Correlation coefficients are used in finance to measure the relationship between different financial assets. For example, a correlation coefficient of 0.7 between the price of two stocks would indicate that the two stocks tend to move in the same direction. This information can be used by investors to make informed decisions about their portfolios.

Here are some points to consider about correlation coefficients:

Correlation coefficients are only a measure of linear relationships. This means that they may not be able to capture all of the relationships between two variables.

The magnitude of a correlation coefficient does not necessarily indicate the significance of the relationship. A correlation coefficient of 0.5 may be significant if the sample size is large, but it may not be significant if the sample size is small.

Correlation coefficients can be used to calculate the probability that two variables are related. However, it is important to note that correlation does not equal causation. Just because two variables are correlated does not mean that one variable causes the other.

-1 indicates a perfect negative correlation, meaning that as one variable increases, the other decreases.

0 indicates no correlation, meaning that there is no clear relationship between the two variables.

1 indicates a perfect positive correlation, meaning that as one variable increases, the other also increases.

Correlation coefficients are used in finance to measure the relationship between different financial assets.
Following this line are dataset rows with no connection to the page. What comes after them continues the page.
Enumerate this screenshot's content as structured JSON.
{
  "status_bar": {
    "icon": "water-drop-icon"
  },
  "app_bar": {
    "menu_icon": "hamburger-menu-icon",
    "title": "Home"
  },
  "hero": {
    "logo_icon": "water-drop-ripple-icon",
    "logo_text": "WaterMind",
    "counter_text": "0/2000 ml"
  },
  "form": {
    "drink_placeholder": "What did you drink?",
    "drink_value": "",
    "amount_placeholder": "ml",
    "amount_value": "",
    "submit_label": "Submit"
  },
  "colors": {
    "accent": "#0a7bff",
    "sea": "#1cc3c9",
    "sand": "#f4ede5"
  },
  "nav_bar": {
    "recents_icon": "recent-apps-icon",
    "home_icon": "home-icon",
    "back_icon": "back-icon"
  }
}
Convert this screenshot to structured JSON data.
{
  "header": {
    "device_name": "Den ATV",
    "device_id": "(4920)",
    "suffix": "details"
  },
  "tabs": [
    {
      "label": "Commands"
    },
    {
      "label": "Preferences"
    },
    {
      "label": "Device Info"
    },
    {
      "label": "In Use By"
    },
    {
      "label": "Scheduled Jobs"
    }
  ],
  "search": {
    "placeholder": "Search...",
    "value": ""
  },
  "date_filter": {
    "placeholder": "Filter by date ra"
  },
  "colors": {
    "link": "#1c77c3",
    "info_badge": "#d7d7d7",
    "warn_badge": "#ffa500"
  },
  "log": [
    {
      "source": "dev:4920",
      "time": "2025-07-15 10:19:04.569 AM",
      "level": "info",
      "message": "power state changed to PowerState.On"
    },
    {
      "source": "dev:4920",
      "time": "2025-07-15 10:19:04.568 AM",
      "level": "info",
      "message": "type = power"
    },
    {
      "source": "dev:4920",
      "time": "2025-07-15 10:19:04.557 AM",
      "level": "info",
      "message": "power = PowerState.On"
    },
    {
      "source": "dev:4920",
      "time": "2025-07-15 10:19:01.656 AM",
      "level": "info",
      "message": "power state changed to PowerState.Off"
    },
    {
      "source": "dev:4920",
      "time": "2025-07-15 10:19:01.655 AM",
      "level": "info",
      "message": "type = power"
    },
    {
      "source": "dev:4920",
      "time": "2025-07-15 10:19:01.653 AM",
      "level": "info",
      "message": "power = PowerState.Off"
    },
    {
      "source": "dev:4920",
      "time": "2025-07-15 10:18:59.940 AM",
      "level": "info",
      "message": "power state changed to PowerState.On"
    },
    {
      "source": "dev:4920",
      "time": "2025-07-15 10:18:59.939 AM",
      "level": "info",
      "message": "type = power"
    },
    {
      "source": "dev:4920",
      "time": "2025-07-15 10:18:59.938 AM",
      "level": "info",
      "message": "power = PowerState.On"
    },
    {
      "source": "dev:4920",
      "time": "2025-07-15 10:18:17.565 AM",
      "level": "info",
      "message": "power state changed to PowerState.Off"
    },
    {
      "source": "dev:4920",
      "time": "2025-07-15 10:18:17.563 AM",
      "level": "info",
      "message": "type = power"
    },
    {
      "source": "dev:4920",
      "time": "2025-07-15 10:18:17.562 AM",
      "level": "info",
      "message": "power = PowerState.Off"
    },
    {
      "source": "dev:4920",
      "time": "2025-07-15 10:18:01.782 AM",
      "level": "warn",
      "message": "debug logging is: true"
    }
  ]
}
For example, a correlation coefficient of 0.7 between the price of two stocks would indicate that the two stocks tend to move in the same direction. This information can be used by investors to make informed decisions about their portfolios.

Here are some points to consider about correlation coefficients:

Correlation coefficients are only a measure of linear relationships. This means that they may not be able to capture all of the relationships between two variables.

The magnitude of a correlation coefficient does not necessarily indicate the significance of the relationship. A correlation coefficient of 0.5 may be significant if the sample size is large, but it may not be significant if the sample size is small.

Correlation coefficients can be used to calculate the probability that two variables are related. However, it is important to note that correlation does not equal causation. Just because two variables are correlated does not mean that one variable causes the other.